Fatou Jarju, a fish vendor at the market said that she only buys ice when she has fish, adding that the scarcity of fish recently resulted to her not buying ice.
“I cannot buy ice when I don’t have any fish to preserve,” he said.
On the congestion of the Market
The manager further stated that they are on the process of expanding the markets so that it can accommodate many people.
“We know that the market is congested and everyone is coming here to search for a living. We feel sorry for them; we feel sorry for them when the police chase them from the roadside where they sell,” he said.
Most of the vendors that do not have canteens inside the market sit on the roadside to sell whilst blocking the footpath.

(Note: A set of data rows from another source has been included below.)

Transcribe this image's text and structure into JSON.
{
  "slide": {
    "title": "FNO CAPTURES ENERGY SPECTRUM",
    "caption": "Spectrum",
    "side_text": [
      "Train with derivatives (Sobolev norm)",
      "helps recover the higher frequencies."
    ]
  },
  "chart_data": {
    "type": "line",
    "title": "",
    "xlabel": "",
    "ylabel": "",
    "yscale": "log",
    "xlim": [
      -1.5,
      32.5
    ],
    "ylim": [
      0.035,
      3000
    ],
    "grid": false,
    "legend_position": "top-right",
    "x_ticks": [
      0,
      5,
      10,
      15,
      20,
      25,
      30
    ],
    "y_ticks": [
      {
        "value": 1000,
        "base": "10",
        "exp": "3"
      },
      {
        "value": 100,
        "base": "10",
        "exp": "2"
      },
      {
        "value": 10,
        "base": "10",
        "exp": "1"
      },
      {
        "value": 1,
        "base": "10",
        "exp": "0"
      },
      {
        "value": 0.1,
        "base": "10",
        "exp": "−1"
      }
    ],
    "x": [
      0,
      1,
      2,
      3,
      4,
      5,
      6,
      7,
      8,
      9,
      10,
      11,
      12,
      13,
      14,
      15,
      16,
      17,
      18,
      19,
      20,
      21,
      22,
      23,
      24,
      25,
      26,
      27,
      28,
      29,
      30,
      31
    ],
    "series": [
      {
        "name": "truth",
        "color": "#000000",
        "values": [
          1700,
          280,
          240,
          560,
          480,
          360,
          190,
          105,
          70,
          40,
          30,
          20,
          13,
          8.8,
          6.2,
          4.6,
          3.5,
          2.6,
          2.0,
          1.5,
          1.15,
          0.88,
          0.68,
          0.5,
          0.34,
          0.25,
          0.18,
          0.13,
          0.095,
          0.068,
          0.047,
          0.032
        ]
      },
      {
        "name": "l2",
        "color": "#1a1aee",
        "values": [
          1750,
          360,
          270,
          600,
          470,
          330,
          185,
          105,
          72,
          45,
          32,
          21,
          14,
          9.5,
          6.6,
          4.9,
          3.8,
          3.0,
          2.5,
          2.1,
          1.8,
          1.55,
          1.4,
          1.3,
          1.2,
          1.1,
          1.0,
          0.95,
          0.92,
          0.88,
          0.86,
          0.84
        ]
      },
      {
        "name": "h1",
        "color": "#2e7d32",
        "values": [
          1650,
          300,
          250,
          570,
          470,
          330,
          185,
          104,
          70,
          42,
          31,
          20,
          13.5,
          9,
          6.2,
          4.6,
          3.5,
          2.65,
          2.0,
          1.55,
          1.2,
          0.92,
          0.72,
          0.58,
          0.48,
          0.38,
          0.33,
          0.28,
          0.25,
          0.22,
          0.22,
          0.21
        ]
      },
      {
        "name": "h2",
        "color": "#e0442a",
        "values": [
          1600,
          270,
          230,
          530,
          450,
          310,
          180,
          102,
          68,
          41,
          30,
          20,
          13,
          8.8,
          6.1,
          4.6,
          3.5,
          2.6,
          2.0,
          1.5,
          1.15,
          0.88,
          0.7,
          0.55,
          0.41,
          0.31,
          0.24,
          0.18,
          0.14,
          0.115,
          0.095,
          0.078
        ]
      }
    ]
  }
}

“We have to sell our goods in order to earn money and feed our families, so if we don’t have a place inside the market we will be forced to sit on the roadside and sell,” Kaddy Saho said.
Kaddy further said that if the market is expanded and they have places to sit, they will not sit the roadside to sell their goods.
Daily duty collection
Mr. Cham said that they face challenges in collecting daily duties from the vendors, adding that some of the vendors dodge from paying duty.
“This also affects our performance in revenue collection,” he added.
“It is not that we don’t want to pay duty, sometimes we don’t make any sales and the duty collectors will be on our necks; that is why we run from them,” Awa Bojang, a vegetable vendor said.
Awa added that it is unfair for those vendors who sell outside the market on the roadside to pay duties because they are not using the market spaces.